Obama Shares Rouhani’s Challenge Selling Any Deal Reached
By Indira A.R. Lakshmanan
February 18, 2014
U.S. President Barack Obama and Iranian Supreme Leader Ayatollah Ali Khamenei have one thing in common: Both have voiced doubts that the talks starting today in Vienna will produce a deal to curtail Iran’s nuclear program.
That’s only in part because negotiators need to hack through a thicket of technical and political issues to close the distance between the two sides’ opening positions. It’s also because some of the most important negotiations will be on the home fronts in Tehran and Washington.

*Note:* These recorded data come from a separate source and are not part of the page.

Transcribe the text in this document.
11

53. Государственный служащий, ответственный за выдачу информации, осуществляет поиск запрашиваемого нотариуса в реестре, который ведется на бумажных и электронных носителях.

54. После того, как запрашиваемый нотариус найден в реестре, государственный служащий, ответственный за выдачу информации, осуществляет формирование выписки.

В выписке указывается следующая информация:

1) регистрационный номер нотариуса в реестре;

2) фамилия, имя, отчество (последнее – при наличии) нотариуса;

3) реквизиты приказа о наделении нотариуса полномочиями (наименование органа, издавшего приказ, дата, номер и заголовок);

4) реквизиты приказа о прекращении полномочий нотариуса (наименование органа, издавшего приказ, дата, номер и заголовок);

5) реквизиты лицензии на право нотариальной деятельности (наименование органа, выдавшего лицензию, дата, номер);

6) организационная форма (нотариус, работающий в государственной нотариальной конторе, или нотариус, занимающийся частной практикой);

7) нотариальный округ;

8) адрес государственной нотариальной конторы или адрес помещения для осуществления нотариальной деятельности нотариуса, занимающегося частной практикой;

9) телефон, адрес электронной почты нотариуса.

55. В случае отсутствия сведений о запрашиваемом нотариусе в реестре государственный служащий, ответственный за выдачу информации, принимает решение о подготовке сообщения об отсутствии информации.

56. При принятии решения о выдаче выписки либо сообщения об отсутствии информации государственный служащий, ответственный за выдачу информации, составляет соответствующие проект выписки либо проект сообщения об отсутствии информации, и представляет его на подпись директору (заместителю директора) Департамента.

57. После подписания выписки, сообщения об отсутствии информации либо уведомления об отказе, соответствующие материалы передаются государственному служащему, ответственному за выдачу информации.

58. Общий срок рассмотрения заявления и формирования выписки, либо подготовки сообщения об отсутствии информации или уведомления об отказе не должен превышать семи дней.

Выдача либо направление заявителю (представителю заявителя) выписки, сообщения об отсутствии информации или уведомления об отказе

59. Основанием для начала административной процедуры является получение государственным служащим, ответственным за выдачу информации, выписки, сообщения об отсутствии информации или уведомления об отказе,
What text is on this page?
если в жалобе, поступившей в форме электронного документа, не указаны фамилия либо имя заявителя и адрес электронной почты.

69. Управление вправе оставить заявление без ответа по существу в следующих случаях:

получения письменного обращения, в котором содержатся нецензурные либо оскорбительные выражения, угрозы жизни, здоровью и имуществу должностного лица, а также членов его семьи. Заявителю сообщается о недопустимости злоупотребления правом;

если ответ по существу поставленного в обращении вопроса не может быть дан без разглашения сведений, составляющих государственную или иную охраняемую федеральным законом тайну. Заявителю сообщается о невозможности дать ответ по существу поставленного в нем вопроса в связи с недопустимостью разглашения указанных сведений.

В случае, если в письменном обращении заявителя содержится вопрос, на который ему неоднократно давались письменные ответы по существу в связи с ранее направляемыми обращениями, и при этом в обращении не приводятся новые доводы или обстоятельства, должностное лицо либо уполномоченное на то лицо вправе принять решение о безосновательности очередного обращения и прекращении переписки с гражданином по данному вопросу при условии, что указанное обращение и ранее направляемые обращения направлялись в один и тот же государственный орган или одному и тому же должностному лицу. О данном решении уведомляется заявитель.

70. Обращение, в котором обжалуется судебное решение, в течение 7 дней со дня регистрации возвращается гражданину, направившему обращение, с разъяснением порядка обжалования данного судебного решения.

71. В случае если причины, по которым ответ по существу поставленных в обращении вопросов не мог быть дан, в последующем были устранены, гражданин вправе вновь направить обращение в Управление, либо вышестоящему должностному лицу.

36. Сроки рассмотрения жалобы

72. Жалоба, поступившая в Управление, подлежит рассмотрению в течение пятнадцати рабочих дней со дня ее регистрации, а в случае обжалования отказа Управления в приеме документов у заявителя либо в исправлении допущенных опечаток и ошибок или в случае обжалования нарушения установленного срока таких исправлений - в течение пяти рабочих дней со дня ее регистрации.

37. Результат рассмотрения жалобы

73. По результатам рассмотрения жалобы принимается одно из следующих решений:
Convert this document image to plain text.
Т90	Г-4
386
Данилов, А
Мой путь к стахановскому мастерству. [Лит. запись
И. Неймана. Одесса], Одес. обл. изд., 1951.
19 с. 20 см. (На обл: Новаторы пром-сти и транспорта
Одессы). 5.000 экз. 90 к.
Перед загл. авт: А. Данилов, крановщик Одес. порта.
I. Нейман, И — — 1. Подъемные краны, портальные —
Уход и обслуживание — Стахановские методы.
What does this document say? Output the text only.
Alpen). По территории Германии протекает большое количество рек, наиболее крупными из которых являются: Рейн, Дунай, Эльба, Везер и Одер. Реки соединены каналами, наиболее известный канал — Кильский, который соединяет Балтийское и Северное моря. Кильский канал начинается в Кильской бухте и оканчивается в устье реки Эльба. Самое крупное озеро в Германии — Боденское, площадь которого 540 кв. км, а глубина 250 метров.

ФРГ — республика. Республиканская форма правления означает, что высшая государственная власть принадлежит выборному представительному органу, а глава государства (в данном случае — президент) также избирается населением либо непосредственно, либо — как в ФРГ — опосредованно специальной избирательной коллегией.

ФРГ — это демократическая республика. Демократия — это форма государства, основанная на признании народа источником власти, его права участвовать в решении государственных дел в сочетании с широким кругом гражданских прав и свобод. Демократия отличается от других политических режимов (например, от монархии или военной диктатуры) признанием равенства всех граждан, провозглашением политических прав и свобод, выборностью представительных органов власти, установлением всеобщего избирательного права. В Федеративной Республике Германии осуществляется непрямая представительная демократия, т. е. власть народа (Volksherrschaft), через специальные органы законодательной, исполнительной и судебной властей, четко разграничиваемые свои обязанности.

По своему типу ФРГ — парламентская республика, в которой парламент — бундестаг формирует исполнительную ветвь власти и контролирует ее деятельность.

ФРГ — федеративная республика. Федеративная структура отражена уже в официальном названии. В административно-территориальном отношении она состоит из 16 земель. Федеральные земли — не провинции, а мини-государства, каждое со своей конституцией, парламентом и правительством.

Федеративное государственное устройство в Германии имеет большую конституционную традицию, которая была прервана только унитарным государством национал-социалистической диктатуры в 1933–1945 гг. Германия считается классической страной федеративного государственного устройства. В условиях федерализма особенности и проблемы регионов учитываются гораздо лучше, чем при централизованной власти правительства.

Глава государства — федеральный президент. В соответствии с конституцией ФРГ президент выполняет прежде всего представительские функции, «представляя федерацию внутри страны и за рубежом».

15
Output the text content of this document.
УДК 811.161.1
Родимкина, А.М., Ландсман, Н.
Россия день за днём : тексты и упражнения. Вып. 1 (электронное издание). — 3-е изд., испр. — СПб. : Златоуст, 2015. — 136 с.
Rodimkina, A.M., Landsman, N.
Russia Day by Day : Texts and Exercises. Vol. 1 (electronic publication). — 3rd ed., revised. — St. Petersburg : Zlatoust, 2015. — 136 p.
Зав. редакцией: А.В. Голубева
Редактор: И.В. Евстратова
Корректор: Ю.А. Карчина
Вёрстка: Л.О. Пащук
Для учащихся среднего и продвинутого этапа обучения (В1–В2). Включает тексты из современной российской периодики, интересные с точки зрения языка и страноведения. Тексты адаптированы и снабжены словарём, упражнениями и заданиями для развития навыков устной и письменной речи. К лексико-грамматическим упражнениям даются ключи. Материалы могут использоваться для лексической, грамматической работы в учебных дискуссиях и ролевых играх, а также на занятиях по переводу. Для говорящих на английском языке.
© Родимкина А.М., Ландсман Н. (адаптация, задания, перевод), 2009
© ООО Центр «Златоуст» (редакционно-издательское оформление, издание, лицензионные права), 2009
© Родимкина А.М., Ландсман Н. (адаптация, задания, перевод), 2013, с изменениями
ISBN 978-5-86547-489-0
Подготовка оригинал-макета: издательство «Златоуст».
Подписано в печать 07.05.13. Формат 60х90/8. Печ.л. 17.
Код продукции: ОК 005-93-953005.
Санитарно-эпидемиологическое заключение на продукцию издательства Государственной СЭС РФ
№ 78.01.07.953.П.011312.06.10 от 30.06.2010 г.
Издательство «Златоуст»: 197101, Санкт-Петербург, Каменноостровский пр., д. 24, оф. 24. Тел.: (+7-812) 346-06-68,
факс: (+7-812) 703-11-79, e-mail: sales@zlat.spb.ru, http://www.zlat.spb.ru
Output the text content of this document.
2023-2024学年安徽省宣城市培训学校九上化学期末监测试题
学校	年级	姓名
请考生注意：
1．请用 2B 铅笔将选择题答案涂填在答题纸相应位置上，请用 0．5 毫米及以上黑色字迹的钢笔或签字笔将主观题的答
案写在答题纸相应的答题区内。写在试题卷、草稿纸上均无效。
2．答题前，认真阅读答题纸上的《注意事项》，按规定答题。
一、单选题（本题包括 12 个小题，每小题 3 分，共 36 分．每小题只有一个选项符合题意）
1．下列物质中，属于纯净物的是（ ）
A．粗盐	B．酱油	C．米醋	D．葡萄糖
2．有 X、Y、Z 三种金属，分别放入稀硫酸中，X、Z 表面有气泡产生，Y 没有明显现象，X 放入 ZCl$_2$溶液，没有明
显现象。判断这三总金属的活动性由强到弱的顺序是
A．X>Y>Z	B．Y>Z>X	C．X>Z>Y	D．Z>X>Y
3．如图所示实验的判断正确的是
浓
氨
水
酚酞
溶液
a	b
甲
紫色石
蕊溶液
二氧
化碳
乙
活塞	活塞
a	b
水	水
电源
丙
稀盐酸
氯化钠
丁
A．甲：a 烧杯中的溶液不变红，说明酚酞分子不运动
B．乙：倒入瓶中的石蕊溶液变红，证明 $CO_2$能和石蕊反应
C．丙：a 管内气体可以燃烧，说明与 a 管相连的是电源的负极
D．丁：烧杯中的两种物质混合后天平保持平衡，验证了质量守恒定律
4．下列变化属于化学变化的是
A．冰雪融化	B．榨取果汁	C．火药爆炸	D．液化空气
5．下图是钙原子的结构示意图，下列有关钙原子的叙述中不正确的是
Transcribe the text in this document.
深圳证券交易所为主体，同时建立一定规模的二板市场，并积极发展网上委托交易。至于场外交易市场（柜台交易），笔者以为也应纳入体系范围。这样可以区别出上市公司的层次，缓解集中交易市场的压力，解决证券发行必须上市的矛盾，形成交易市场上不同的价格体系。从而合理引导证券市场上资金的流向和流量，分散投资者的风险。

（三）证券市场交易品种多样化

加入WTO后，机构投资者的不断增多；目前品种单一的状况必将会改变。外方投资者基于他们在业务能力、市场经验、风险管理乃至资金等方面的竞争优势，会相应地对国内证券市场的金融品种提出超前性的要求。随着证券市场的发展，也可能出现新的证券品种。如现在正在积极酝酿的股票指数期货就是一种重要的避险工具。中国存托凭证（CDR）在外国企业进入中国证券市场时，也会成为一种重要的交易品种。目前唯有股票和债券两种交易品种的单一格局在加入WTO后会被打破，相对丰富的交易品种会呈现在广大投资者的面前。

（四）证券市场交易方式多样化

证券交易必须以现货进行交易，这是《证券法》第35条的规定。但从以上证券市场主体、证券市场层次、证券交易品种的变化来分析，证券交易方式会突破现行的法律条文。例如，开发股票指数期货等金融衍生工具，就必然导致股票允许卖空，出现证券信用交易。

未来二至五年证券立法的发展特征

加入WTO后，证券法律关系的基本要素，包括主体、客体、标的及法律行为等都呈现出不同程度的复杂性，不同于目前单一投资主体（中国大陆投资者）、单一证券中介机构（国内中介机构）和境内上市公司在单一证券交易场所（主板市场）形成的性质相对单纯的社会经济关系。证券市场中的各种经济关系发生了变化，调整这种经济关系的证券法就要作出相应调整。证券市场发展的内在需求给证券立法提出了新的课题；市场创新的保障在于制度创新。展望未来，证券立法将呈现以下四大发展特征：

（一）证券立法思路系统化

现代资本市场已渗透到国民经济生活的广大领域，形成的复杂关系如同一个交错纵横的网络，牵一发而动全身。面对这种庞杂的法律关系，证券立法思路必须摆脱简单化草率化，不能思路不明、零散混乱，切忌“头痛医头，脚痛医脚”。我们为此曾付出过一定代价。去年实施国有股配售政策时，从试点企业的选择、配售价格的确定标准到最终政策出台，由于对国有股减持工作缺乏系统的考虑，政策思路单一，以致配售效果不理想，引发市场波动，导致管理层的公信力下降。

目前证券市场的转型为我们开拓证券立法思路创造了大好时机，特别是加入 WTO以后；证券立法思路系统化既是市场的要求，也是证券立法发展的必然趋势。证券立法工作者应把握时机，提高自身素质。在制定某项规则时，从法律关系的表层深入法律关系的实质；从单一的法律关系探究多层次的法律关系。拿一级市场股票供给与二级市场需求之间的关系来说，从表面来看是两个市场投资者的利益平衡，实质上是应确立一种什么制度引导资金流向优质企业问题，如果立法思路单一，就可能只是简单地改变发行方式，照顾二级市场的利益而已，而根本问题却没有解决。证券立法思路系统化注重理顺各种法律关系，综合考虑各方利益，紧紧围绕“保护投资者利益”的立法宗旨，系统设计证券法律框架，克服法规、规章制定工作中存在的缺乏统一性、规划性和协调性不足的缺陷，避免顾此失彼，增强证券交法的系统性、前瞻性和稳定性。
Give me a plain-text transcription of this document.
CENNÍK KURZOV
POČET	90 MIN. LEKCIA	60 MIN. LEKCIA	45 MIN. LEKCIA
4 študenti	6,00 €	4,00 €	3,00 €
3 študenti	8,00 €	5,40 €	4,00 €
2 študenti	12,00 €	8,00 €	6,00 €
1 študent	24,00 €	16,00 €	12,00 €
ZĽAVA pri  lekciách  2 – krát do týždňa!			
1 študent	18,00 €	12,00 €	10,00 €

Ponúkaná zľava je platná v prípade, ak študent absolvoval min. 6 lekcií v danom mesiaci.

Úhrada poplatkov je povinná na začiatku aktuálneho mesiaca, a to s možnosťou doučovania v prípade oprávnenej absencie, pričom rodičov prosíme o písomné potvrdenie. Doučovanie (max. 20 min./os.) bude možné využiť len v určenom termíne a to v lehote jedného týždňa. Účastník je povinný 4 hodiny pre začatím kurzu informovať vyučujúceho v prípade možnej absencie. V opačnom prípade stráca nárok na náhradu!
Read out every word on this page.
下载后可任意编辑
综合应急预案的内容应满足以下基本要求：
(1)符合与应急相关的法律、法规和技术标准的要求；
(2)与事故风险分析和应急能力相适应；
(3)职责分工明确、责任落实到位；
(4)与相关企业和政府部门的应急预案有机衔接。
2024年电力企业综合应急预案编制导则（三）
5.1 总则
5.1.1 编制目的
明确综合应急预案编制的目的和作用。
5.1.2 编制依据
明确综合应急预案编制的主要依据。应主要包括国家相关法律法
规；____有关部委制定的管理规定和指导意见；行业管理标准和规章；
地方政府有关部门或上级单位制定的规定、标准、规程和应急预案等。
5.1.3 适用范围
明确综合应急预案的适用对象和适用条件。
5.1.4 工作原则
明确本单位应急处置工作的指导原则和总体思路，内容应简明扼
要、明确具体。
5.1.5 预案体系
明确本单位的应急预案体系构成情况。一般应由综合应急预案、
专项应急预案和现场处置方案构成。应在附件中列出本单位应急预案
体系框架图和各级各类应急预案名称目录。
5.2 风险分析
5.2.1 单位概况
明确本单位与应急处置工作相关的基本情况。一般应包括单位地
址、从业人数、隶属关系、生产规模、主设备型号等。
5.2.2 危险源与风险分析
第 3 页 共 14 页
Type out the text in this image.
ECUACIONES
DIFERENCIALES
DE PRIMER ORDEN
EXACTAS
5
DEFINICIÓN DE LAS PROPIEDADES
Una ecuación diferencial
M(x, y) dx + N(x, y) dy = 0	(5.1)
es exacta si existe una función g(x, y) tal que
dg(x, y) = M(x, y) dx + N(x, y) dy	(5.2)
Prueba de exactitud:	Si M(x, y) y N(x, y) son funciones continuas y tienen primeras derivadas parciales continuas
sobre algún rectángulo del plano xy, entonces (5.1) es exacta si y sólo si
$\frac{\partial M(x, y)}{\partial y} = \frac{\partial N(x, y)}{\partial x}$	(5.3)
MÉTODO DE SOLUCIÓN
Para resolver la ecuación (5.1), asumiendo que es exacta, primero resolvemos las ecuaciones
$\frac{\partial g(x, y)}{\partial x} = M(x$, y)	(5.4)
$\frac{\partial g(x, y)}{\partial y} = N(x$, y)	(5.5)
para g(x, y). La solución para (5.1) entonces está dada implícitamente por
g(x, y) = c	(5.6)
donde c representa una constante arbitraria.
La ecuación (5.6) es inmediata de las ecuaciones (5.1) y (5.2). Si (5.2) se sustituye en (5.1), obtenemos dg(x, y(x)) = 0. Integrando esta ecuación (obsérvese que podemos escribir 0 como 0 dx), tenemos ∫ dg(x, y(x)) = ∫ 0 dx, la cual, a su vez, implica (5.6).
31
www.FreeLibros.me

Hardliners in Iran are pressing President Hassan Rouhani to reject dismantling any part of his country’s nuclear infrastructure. In the U.S. in a congressional election year, some lawmakers and lobbying groups — backed by American ally Israel — urge Obama to accept nothing less than elimination of virtually all Iranian nuclear activities, as well as intrusive inspections to ensure that the Islamic Republic can’t secretly develop a nuclear weapons capability.
The Obama administration has ambitious objectives for curtailing Iran’s program, and that’s “not merely for show,” said Suzanne Maloney, an Iran specialist at the Brookings Institution, a Washington policy research organization. Given the pressure from Capitol Hill and Israel, sticking with a tough position is “what the traffic will bear in this town,” she said.
Obama has said publicly that the odds are no better than 50-50 that an interim accord now in effect will lead to a lasting agreement allowing Iran a limited nuclear enrichment program with sufficient safeguards to satisfy Israel, the U.S. and the world. Even so, Obama says diplomacy remains the best means to prevent Iran from acquiring a nuclear weapon.